The term EHR implies gathering all the patient information available in the medical organization in an electronic form. Thus, medical data may be further integrated into the electronic medical record in the group relating to, for instance, a particular disease case (outpatients) or to a particular hospital (for patient treatment) case. Despite the usability and the intention of the government to promote such systems as EHR, healthcare providers as well as patients, find a lot of pros and cons in applying them.
Despite the active development and wide application of EHRs, there are many issues related to the computerization of this sphere. One of the key problems is the mismatch of information systems to their requirements. Many health care providers are not satisfied with the established EHR system. They are dissatisfied with the protection of data, lack of decision support, lack of support for the necessary documentation, system failures, and unavailability of tools integration, particularly at a time when compatibility requires tough control (Longest & Darr, 2014). Another problem is linked to the amount of time a specialist has to spend on the use of information systems. The fact that a doctor is forced to spend every day 3-4 hours of working time on medical information systems results in longer working hours for the care providers. Due to these reasons, many specialists and medical facilities prefer to refuse to participate in health informatics programs and pay fines.
In addition, many patients perceive this approach as an invasion into their private lives and consider that the information gathered by the system can be used against them afterward despite the legislative practices aimed at securing the transmission of the patient data (Lustig, 2012). Further, patients consider that the application of EHRs is a method of state intervention. Moreover, many people are bothered by the fact that their personal records containing their personal and medical history can be hacked; subsequently, the security of such systems is highly questioned.
Nevertheless, many supporters of the EHR application consider that it can transform health care services into more effective care provision. One of the points is that the usage of EHRs contributes to cost-efficiency (Longest & Darr, 2014). It facilitates higher coordination of the services and, in fact, saves time for clinicians and administrators when previously they had to spend a lot of time filling in and looking through a variety of different papers, now the single platform entails all the necessary information needed for the employees. Also, as the application of the system facilitates quicker access to patient information, it ensures quicker care provision and reduces the possibility of medical error, which shall be perceived as a crucial patient outcome (Lustig, 2012). Apart from that, it is a convenient way in terms of situations when a patient is referred to several clinicians. The specialists will be provided with the necessary tests and procedures by the EHR.

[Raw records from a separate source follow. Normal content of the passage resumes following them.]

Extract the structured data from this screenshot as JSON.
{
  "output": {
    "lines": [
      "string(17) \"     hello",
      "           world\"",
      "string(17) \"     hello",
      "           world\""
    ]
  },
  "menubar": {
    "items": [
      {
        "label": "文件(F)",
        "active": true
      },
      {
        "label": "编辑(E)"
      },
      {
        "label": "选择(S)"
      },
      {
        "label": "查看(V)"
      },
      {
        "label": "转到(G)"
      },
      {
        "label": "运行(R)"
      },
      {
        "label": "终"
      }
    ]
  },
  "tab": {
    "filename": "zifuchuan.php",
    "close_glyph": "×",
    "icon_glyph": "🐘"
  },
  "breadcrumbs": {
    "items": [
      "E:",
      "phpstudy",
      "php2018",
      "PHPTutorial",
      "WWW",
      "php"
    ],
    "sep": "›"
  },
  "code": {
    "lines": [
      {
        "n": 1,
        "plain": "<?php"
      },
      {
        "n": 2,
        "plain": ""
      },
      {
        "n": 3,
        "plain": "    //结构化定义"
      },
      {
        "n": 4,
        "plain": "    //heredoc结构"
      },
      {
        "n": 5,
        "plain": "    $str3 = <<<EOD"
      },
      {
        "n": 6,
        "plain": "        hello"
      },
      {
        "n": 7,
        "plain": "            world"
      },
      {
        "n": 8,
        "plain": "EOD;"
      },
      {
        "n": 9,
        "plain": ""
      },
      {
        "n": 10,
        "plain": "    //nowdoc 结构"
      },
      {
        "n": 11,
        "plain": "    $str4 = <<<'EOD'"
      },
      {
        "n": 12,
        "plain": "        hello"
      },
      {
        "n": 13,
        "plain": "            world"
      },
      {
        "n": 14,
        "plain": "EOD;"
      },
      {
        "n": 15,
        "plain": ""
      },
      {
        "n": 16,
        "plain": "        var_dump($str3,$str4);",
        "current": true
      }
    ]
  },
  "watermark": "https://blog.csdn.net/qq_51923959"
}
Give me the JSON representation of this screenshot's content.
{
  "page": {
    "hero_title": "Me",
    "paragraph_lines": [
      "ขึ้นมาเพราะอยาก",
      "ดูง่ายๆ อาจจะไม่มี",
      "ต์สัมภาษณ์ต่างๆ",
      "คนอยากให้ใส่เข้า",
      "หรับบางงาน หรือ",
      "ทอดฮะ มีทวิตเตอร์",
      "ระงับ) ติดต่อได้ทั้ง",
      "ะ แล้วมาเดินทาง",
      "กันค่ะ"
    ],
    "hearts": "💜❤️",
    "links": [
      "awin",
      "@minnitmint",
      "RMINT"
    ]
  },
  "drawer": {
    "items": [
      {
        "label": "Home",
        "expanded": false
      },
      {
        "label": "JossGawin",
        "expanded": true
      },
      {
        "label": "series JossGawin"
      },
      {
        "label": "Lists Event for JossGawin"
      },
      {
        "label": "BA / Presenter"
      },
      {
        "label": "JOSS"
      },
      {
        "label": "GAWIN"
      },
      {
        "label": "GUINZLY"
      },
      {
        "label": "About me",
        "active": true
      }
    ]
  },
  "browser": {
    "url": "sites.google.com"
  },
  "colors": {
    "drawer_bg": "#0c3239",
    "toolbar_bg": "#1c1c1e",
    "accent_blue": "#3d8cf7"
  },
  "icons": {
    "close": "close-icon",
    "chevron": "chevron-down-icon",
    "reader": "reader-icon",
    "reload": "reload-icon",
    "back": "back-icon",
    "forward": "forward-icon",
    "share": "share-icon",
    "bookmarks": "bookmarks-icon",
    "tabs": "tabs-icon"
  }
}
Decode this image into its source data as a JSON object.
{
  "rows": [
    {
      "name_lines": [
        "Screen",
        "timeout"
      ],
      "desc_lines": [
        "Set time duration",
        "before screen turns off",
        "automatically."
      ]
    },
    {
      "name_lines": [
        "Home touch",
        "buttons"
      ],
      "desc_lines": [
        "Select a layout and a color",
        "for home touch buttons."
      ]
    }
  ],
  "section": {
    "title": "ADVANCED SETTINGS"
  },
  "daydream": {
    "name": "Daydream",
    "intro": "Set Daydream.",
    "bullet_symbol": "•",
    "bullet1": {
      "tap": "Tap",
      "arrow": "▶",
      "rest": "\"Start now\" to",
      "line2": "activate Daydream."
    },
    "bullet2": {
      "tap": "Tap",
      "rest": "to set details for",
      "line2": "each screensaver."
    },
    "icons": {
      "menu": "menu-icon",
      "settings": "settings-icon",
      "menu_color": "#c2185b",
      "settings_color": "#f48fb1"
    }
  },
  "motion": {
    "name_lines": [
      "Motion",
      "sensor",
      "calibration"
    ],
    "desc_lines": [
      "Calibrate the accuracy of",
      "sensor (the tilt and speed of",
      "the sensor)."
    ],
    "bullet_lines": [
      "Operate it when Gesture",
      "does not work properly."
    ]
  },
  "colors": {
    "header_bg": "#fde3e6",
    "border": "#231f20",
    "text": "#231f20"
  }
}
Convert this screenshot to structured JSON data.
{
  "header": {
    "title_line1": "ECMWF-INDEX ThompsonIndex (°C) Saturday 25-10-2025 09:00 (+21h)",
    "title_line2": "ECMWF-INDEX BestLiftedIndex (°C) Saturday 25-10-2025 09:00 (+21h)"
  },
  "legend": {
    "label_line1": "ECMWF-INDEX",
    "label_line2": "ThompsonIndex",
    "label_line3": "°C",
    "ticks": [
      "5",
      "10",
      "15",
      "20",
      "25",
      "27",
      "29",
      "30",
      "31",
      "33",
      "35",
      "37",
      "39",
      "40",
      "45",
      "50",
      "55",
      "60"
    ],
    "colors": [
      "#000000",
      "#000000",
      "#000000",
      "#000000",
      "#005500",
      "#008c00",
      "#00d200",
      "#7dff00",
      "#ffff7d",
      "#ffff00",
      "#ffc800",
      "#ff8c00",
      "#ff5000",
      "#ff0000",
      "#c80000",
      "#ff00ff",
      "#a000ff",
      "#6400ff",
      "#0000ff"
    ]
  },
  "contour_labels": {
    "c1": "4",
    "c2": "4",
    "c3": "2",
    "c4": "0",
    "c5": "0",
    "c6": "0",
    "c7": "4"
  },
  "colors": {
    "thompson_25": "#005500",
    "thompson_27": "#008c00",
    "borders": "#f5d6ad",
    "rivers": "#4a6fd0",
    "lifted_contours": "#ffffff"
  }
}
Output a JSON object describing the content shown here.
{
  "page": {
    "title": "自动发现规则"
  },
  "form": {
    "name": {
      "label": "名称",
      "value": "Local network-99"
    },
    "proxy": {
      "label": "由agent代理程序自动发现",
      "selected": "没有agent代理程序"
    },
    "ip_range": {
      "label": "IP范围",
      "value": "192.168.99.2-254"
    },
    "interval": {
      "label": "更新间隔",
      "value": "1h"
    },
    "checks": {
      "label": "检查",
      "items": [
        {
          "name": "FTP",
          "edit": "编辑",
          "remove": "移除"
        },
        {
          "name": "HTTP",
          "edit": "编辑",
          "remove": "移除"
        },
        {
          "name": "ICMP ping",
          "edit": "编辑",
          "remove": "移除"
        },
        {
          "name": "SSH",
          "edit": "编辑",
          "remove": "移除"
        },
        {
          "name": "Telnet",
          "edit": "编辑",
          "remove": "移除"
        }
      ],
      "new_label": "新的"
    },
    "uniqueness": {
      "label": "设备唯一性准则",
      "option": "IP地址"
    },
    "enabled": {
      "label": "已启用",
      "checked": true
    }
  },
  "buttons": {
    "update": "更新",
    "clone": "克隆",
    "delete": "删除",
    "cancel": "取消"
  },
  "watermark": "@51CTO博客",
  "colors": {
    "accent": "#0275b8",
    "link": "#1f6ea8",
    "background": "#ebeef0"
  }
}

In conclusion, EHRs have both advantages and disadvantages. Despite the fact that people question the system’s security and that there is no standardized format for the patient data compilation (which leads to incompatibility and inability to access the records), it does facilitate quicker access to the data and decreases the possibilities of medical mistakes. In addition, it ensures the safety of the patient data in case of a natural disaster. Thus, if the system has a unified approach and security is guaranteed, it can solve a number of existing health care issues.
Longest, B. B., & Darr, K. (2014). Managing health services organizations and health systems (6th ed.). Baltimore, MD: Health Professions Press.
Lustig, T. A. (2012). The role of telehealth in an evolving health care environment – workshop summary. Washington, D.C.: National Academies Press.